Background: Gender dysphoria (GD) refers to an incongruence between one's self expressed gender and their birth assigned sex that causes marked distress. In addition to psychological and medical therapy, many patients also seek gender affirmation surgery (GAS). For transgender females, breast augmentation (‘Top Surgery') is typically the first, and in some cases, the only, GAS procedure that they will undergo. Recent legislative changes have significantly expanded access to GAS and the demand for these procedures has increased in parallel.
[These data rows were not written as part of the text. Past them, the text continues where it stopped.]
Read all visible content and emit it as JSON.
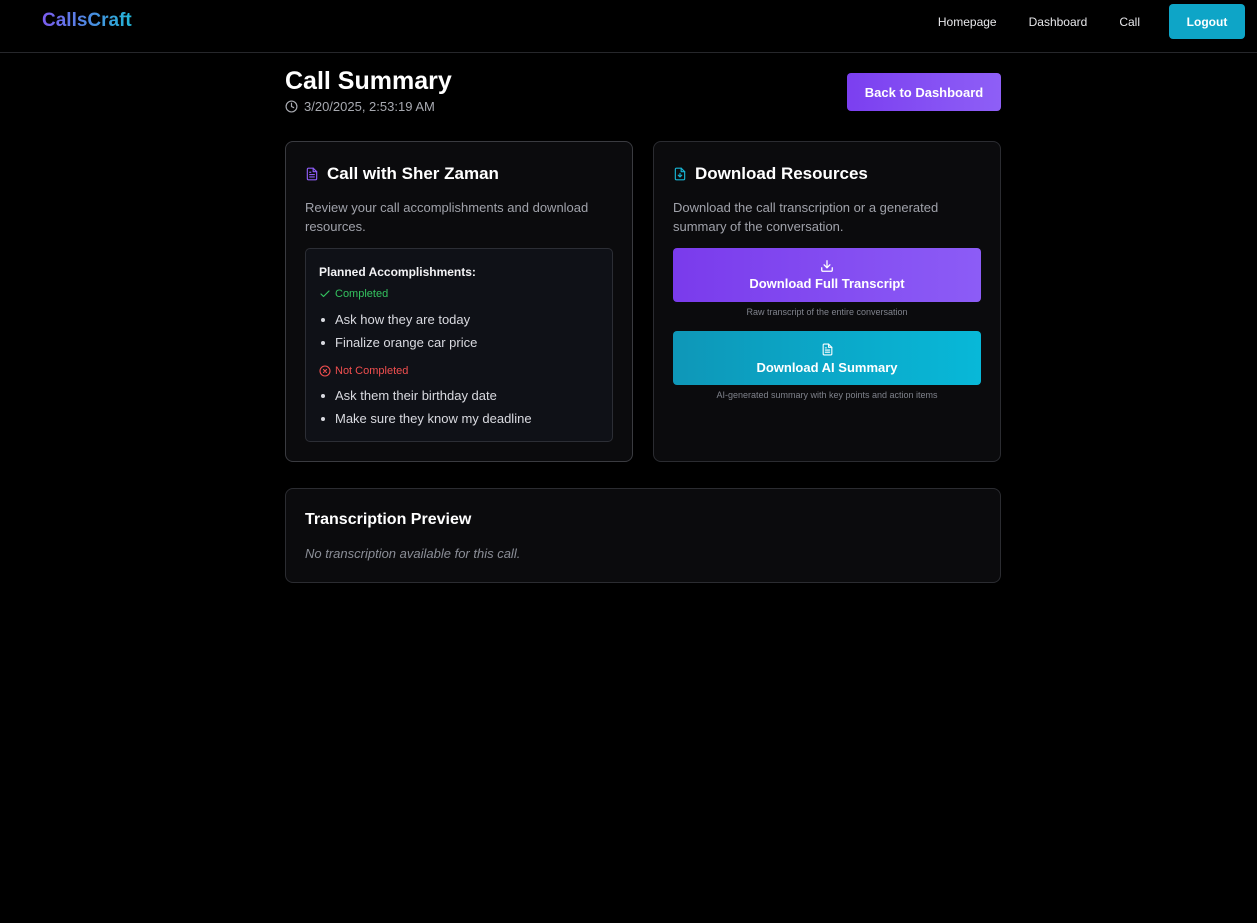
{
  "nav": {
    "brand": "CallsCraft",
    "links": [
      "Homepage",
      "Dashboard",
      "Call"
    ],
    "logout_label": "Logout"
  },
  "header": {
    "title": "Call Summary",
    "timestamp": "3/20/2025, 2:53:19 AM",
    "back_label": "Back to Dashboard"
  },
  "call_card": {
    "title": "Call with Sher Zaman",
    "description": "Review your call accomplishments and download resources.",
    "planned_title": "Planned Accomplishments:",
    "completed_label": "Completed",
    "completed_items": [
      "Ask how they are today",
      "Finalize orange car price"
    ],
    "not_completed_label": "Not Completed",
    "not_completed_items": [
      "Ask them their birthday date",
      "Make sure they know my deadline"
    ]
  },
  "downloads_card": {
    "title": "Download Resources",
    "description": "Download the call transcription or a generated summary of the conversation.",
    "transcript_label": "Download Full Transcript",
    "transcript_caption": "Raw transcript of the entire conversation",
    "summary_label": "Download AI Summary",
    "summary_caption": "AI-generated summary with key points and action items"
  },
  "transcription": {
    "title": "Transcription Preview",
    "empty_text": "No transcription available for this call."
  },
  "colors": {
    "accent_purple": "#7b3ff0",
    "accent_cyan": "#0ea5c7",
    "success": "#34c35f",
    "danger": "#f04f4f"
  },
  "icons": {
    "timestamp": "clock-icon",
    "call_card": "document-icon",
    "downloads_card": "file-download-icon",
    "completed": "check-icon",
    "not_completed": "x-circle-icon",
    "transcript_button": "download-icon",
    "summary_button": "file-text-icon"
  }
}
The aim of this study was to compare postoperative outcomes of augmentation mammoplasty in transgender and cisgender females.
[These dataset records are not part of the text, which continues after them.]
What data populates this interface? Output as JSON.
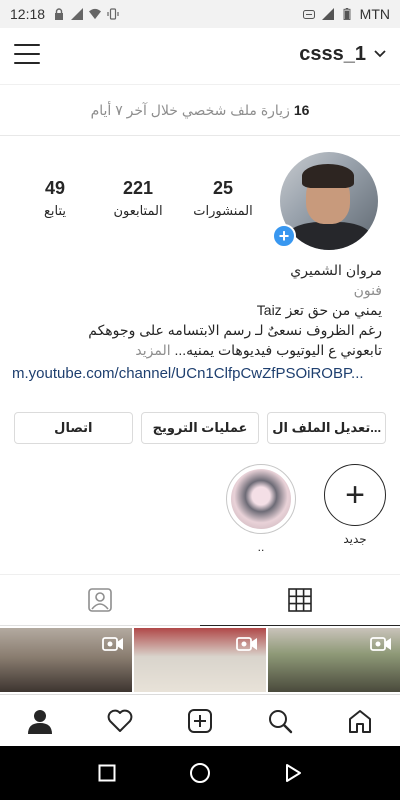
{
  "status_bar": {
    "time": "12:18",
    "carrier": "MTN",
    "icons": [
      "lock-icon",
      "signal-icon",
      "wifi-icon",
      "vibrate-icon",
      "vpn-icon",
      "signal-icon",
      "battery-icon"
    ]
  },
  "header": {
    "username": "csss_1",
    "menu_icon": "hamburger-icon",
    "dropdown_icon": "chevron-down-icon"
  },
  "visits": {
    "count": "16",
    "text": "زيارة ملف شخصي خلال آخر ٧ أيام"
  },
  "stats": {
    "posts": {
      "value": "25",
      "label": "المنشورات"
    },
    "followers": {
      "value": "221",
      "label": "المتابعون"
    },
    "following": {
      "value": "49",
      "label": "يتابع"
    }
  },
  "bio": {
    "name": "مروان الشميري",
    "category": "فنون",
    "line1": "يمني من حق تعز Taiz",
    "line2": "رغم الظروف نسعىٌ لـ رسم الابتسامه على وجوهكم",
    "line3": "تابعوني ع اليوتيوب فيديوهات يمنيه...",
    "more": "المزيد",
    "link": "m.youtube.com/channel/UCn1ClfpCwZfPSOiROBP..."
  },
  "buttons": {
    "edit_profile": "تعديل الملف ال...",
    "promotions": "عمليات الترويج",
    "contact": "اتصال"
  },
  "highlights": [
    {
      "label": "جديد",
      "type": "new"
    },
    {
      "label": "..",
      "type": "story"
    }
  ],
  "tabs": [
    {
      "name": "grid",
      "icon": "grid-icon",
      "active": true
    },
    {
      "name": "tagged",
      "icon": "tagged-person-icon",
      "active": false
    }
  ],
  "bottom_nav": [
    "home-icon",
    "search-icon",
    "add-post-icon",
    "heart-icon",
    "profile-icon"
  ],
  "android_nav": [
    "back-icon",
    "home-circle-icon",
    "recents-icon"
  ],
  "colors": {
    "accent": "#3897f0",
    "link": "#1e3f6f",
    "secondary_text": "#8e8e8e",
    "border": "#dbdbdb"
  }
}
Methods: We queried the ACS-NSQIP database from 2006-2017 to establish two cohorts: 1) transgender females undergoing gender affirming top surgery and 2) cisgender females seeking cosmetic breast augmentation (without any other or concurrent procedures). Postoperative
outcomes were compared between the two cohorts. Multivariable regression analysis was used to control for confounders.
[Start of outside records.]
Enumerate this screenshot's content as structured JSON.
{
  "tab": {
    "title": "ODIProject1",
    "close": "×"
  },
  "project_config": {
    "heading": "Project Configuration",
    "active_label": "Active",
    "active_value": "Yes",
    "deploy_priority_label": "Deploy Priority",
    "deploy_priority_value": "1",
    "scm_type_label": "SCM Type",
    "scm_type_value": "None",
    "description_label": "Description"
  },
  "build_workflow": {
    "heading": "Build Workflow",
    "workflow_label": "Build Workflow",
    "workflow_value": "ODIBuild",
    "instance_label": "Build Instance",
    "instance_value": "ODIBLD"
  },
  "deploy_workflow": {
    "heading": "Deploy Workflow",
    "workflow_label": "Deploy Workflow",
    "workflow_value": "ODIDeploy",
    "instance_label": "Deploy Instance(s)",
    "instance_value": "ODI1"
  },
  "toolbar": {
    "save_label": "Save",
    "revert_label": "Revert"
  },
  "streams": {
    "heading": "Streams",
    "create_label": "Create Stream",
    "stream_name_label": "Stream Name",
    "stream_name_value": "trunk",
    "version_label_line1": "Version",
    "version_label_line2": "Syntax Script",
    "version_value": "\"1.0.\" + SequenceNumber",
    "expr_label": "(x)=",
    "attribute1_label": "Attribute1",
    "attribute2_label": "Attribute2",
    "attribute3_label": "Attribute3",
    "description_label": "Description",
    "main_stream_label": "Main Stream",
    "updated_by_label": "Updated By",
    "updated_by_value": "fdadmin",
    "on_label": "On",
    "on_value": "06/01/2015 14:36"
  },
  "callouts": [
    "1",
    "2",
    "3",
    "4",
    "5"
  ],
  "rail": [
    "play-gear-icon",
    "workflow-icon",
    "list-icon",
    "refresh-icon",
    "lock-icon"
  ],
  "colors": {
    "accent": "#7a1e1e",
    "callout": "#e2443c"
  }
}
Results: A total of 1,360 cases were identified, of which 280 (21%) were male-to-female (MtF) top surgeries and 1,080 (79%) were cosmetic breast augmentation (CBA) cases. The MtF cohort was significantly older (36.8 ± 12.9 years versus 34.8 ± 10.6, p=0.02), had a higher average BMI (26.7 ± 5.6 kg/m2 versus 22.3 ± 3.4 kg/m2, p<0.001), and had a different racial distribution (45.7% white versus 88.2% white, p<0.001) compared with the CBA cohort. MtF patients also had higher rates of smoking (27.1% versus 10.9%, p<0.001), diabetes (4.3% versus 0.9%, p<0.001), and hypertension (10.4% versus 3.1%, p<0.001). The rate of all-cause complications was 1.8% (n=5) in the MtF cohort and 1.6% (n=18) in the CBA cohort (p=0.890). Rates of readmission were also similar between the two groups (1.4% [n=4] in the MtF cohort versus 0.5% [n=5] in the CBA cohort). Multivariable regression analysis revealed no statistically significant predictors for all-cause complications.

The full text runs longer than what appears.